The rules are designed to match shader author intuition of divergence and reconvergence in an HLL. That is, divergence and reconvergence information is inferred directly from the control flow graph of the SPIR-V module.

Examples

uint myMaterialIndex = ...;
for (;;) {
  uint materialIndex = subgroupBroadcastFirst(myMaterialIndex);
  if (myMaterialIndex == materialIndex) {
    // Vulkan specification requires uniform access to the resource.
    vec4 diffuse = texture(diffuseSamplers[materialIndex], uv);

    // ...

    break;
  }
}

In the above example, the shader author relies on invocations executing different loop iterations being diverged from each other; however, SPIR-V does not guarantee this to be the case. Without maximal reconvergence, an implementation may interleave invocations among different iterations of the loop, inadvertently breaking the uniform access. Another potential problem is that implementations may treat the resource access as occurring outside the loop altogether depending on how the compiler analyzes the program. With maximal reconvergence, invocations are executing different loop iterations are never in the same tangle and the break block is always considered to be inside the loop. With those restrictions, this example behaves as the shader author expects.
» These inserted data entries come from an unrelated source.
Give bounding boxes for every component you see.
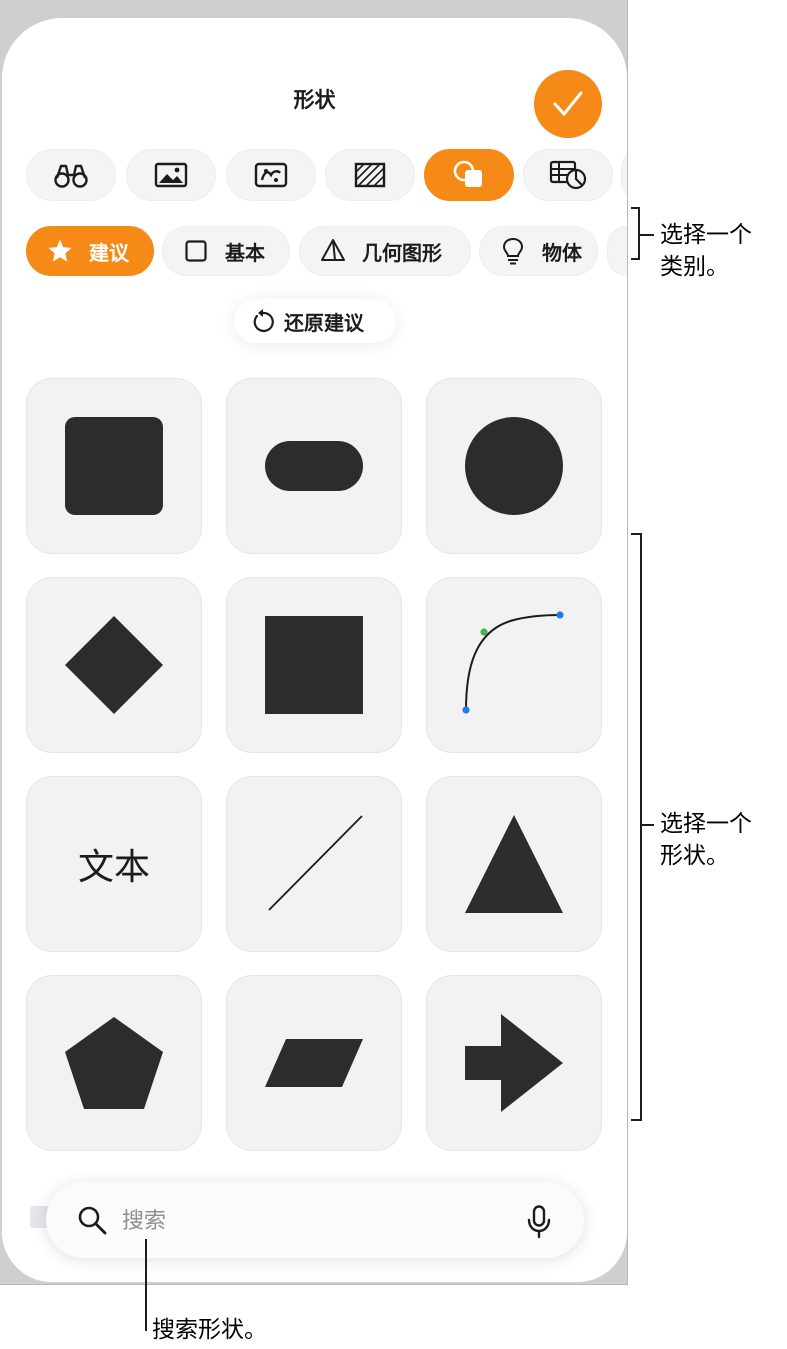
pentagon-shape <box>65 1017 163 1109</box>
shape-bracket <box>640 533 642 1121</box>
square-shape <box>265 616 363 714</box>
category-label: 物体 <box>542 240 582 265</box>
category-label: 几何图形 <box>362 240 442 265</box>
shapes-icon <box>453 160 482 187</box>
texture-pattern-icon <box>354 162 386 188</box>
parallelogram-shape <box>265 1039 363 1087</box>
curve-shape <box>462 611 564 714</box>
tab-photo[interactable] <box>126 149 216 201</box>
category-objects[interactable]: 物体 <box>479 226 598 276</box>
shape-bracket-bottom <box>631 1119 642 1121</box>
category-more[interactable] <box>607 226 627 276</box>
category-suggested[interactable]: 建议 <box>26 226 154 276</box>
tab-table-chart[interactable] <box>523 149 613 201</box>
shapes-panel: 形状 建议 基本 几何图形 物体 还原建议 文本 搜索 <box>2 18 627 1282</box>
shape-pentagon[interactable] <box>26 975 202 1151</box>
search-callout: 搜索形状。 <box>152 1317 267 1343</box>
category-label: 建议 <box>89 240 129 265</box>
restore-suggestions-button[interactable]: 还原建议 <box>234 299 396 343</box>
device-frame: 形状 建议 基本 几何图形 物体 还原建议 文本 搜索 <box>0 0 628 1285</box>
arrow-shape <box>465 1014 563 1112</box>
done-button[interactable] <box>534 70 602 138</box>
checkmark-icon <box>553 91 583 116</box>
restore-label: 还原建议 <box>284 310 364 335</box>
text-shape-label: 文本 <box>77 847 150 888</box>
undo-arrow-icon <box>250 308 276 334</box>
tab-binoculars[interactable] <box>26 149 116 201</box>
table-chart-icon <box>549 160 587 190</box>
shape-triangle[interactable] <box>426 776 602 952</box>
search-input[interactable] <box>122 1205 482 1237</box>
square-outline-icon <box>183 238 209 264</box>
tab-texture[interactable] <box>325 149 415 201</box>
photo-sticker-icon <box>254 162 288 188</box>
shape-callout: 选择一个 形状。 <box>660 811 752 869</box>
shape-text[interactable]: 文本 <box>26 776 202 952</box>
shape-arrow[interactable] <box>426 975 602 1151</box>
lightbulb-icon <box>500 237 526 265</box>
shape-line[interactable] <box>226 776 402 952</box>
star-icon <box>47 238 73 264</box>
circle-shape <box>465 417 563 515</box>
shape-leader <box>642 824 654 826</box>
pyramid-icon <box>320 238 346 264</box>
category-leader <box>640 234 654 236</box>
tab-photo-sticker[interactable] <box>226 149 316 201</box>
shape-circle[interactable] <box>426 378 602 554</box>
diamond-shape <box>65 616 163 714</box>
shape-curve[interactable] <box>426 577 602 753</box>
tab-shapes[interactable] <box>424 149 514 201</box>
category-label: 基本 <box>225 240 265 265</box>
pill-shape <box>265 441 363 491</box>
category-bracket-bottom <box>631 258 640 260</box>
shape-rounded-square[interactable] <box>26 378 202 554</box>
microphone-icon[interactable] <box>526 1205 552 1239</box>
search-icon <box>78 1206 107 1235</box>
search-leader <box>145 1239 147 1331</box>
category-callout: 选择一个 类别。 <box>660 222 752 280</box>
binoculars-icon <box>54 164 88 188</box>
shape-pill[interactable] <box>226 378 402 554</box>
triangle-shape <box>465 815 563 913</box>
category-basic[interactable]: 基本 <box>162 226 290 276</box>
photo-icon <box>154 162 188 188</box>
category-geometry[interactable]: 几何图形 <box>299 226 471 276</box>
shape-diamond[interactable] <box>26 577 202 753</box>
shape-parallelogram[interactable] <box>226 975 402 1151</box>
tab-more[interactable] <box>621 149 627 201</box>
line-shape <box>268 815 363 911</box>
rounded-square-shape <box>65 417 163 515</box>
shape-square[interactable] <box>226 577 402 753</box>
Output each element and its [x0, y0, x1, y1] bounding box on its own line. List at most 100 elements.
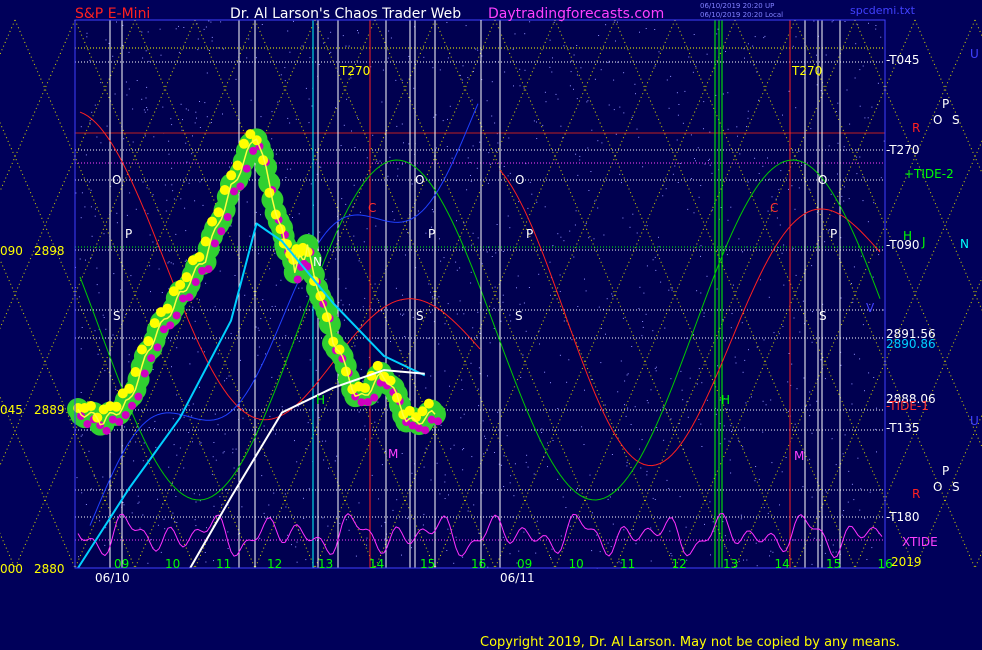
star-dot [427, 337, 429, 339]
star-dot [507, 175, 509, 177]
star-dot [541, 428, 543, 430]
star-dot [559, 274, 561, 276]
star-dot [366, 157, 368, 159]
side-glyph: U [970, 414, 979, 428]
side-glyph: U [970, 47, 979, 61]
star-dot [469, 162, 471, 163]
star-dot [473, 71, 474, 72]
star-dot [594, 200, 596, 202]
star-dot [320, 166, 322, 168]
star-dot [487, 375, 488, 377]
star-dot [775, 198, 777, 200]
star-dot [758, 478, 760, 480]
star-dot [500, 464, 502, 466]
star-dot [80, 435, 82, 437]
star-dot [462, 556, 464, 558]
star-dot [296, 461, 298, 463]
star-dot [200, 442, 202, 444]
star-dot [475, 48, 477, 50]
star-dot [221, 504, 223, 506]
star-dot [244, 294, 246, 296]
star-dot [459, 74, 461, 76]
star-dot [88, 450, 90, 452]
star-dot [486, 251, 488, 253]
star-dot [639, 286, 641, 288]
star-dot [570, 71, 572, 73]
star-dot [722, 521, 724, 523]
site-link[interactable]: Daytradingforecasts.com [488, 6, 664, 22]
star-dot [526, 454, 528, 456]
star-dot [668, 488, 670, 490]
star-dot [503, 455, 505, 457]
star-dot [544, 371, 546, 373]
star-dot [795, 36, 797, 38]
star-dot [726, 254, 728, 256]
star-dot [166, 199, 168, 201]
price-low-dot [121, 410, 130, 419]
star-dot [301, 45, 303, 47]
star-dot [859, 105, 861, 107]
price-low-dot [434, 417, 442, 426]
star-dot [760, 279, 761, 281]
star-dot [126, 214, 128, 216]
star-dot [622, 217, 624, 219]
star-dot [325, 440, 327, 442]
star-dot [509, 553, 511, 555]
star-dot [248, 38, 250, 40]
star-dot [430, 291, 431, 293]
star-dot [588, 190, 590, 191]
star-dot [291, 544, 292, 546]
star-dot [709, 164, 711, 166]
star-dot [436, 462, 438, 464]
star-dot [209, 50, 210, 51]
star-dot [491, 256, 493, 257]
star-dot [290, 168, 292, 170]
x-hour-tick: 11 [216, 557, 231, 571]
star-dot [716, 288, 718, 290]
star-dot [678, 104, 680, 105]
star-dot [719, 443, 721, 445]
star-dot [812, 311, 813, 313]
star-dot [81, 492, 83, 494]
price-low-dot [230, 187, 238, 196]
star-dot [522, 354, 524, 356]
x-hour-tick: 10 [165, 557, 180, 571]
star-dot [100, 142, 102, 144]
star-dot [830, 193, 832, 195]
star-dot [668, 289, 670, 291]
star-dot [832, 544, 834, 546]
star-dot [549, 66, 551, 68]
star-dot [704, 163, 706, 165]
star-dot [81, 192, 83, 194]
star-dot [489, 342, 491, 344]
star-dot [396, 499, 398, 501]
star-dot [508, 137, 510, 139]
star-dot [755, 542, 757, 544]
star-dot [345, 519, 347, 521]
star-dot [837, 173, 838, 175]
star-dot [791, 185, 793, 187]
star-dot [679, 496, 681, 498]
star-dot [630, 424, 632, 425]
star-dot [467, 77, 469, 78]
star-dot [694, 158, 695, 159]
star-dot [84, 206, 86, 208]
chart-letter-label: P [428, 227, 435, 241]
x-hour-tick: 13 [723, 557, 738, 571]
star-dot [848, 470, 850, 472]
star-dot [463, 222, 465, 224]
star-dot [148, 60, 150, 62]
star-dot [439, 493, 441, 495]
star-dot [481, 263, 483, 265]
star-dot [277, 101, 279, 103]
star-dot [882, 309, 884, 311]
star-dot [816, 400, 818, 402]
star-dot [742, 251, 743, 253]
star-dot [408, 143, 410, 145]
star-dot [351, 130, 352, 132]
x-hour-tick: 12 [672, 557, 687, 571]
star-dot [444, 323, 446, 325]
star-dot [199, 494, 201, 496]
star-dot [306, 295, 308, 297]
star-dot [771, 196, 773, 198]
// Free should be initialized to 0.
layout(set=0, binding=0) buffer BUFFER { uint free; uint data[]; } b;
void main() {
  bool needs_space = false;
  ...
  if (needs_space) {
    // gl_SubgroupSize may be larger than the actual subgroup size so
    // calculate the actual subgroup size.
    uvec4 mask = subgroupBallot(needs_space);
    uint size = subgroupBallotBitCount(mask);
    uint base = 0;
    if (subgroupElect()) {
      // "free" tracks the next free slot for writes.
      // The first invocation in the subgroup allocates space
      // for each invocation in the subgroup that requires it.
      base = atomicAdd(b.free, size);
    }

    // Broadcast the base index to other invocations in the subgroup.
    base = subgroupBroadcastFirst(base);
    // Calculate the offset from "base" for each invocation.
    uint offset = subgroupBallotExclusiveBitCount(mask);

    // Write the data in the allocated slot for each invocation that
    // requested space.
    b.data[base + offset] = ...;
  }
  ...
}

This example is borrowed from the guide for VK_KHR_shader_subgroup_uniform_control flow. Even with subgroup uniform control flow the rewritten example had a caveat that the code could only be executed from subgroup uniform control flow. With maximal reconvergence, the unaltered version of code (as listed above) can be used directly to perform atomic compaction. The extra subgroup operations required by subgroup uniform control flow are no longer required. Maximal reconvergence guarantees that the election, broadcast and bit count all operate on the same tangle.

Issues

RESOLVED: Can a single behavior be provided for switch statements?

Unfortunately, maximal reconvergence cannot guarantee a single behavior for switch statements. There are too many different implementations for a switch statement, restricting the divergence and reconvergence behavior would have serious negative performance impacts on some implementations. Instead, shader authors should avoid switch statements in favor of if/else statements if they require guarantees about divergence and reconvergence.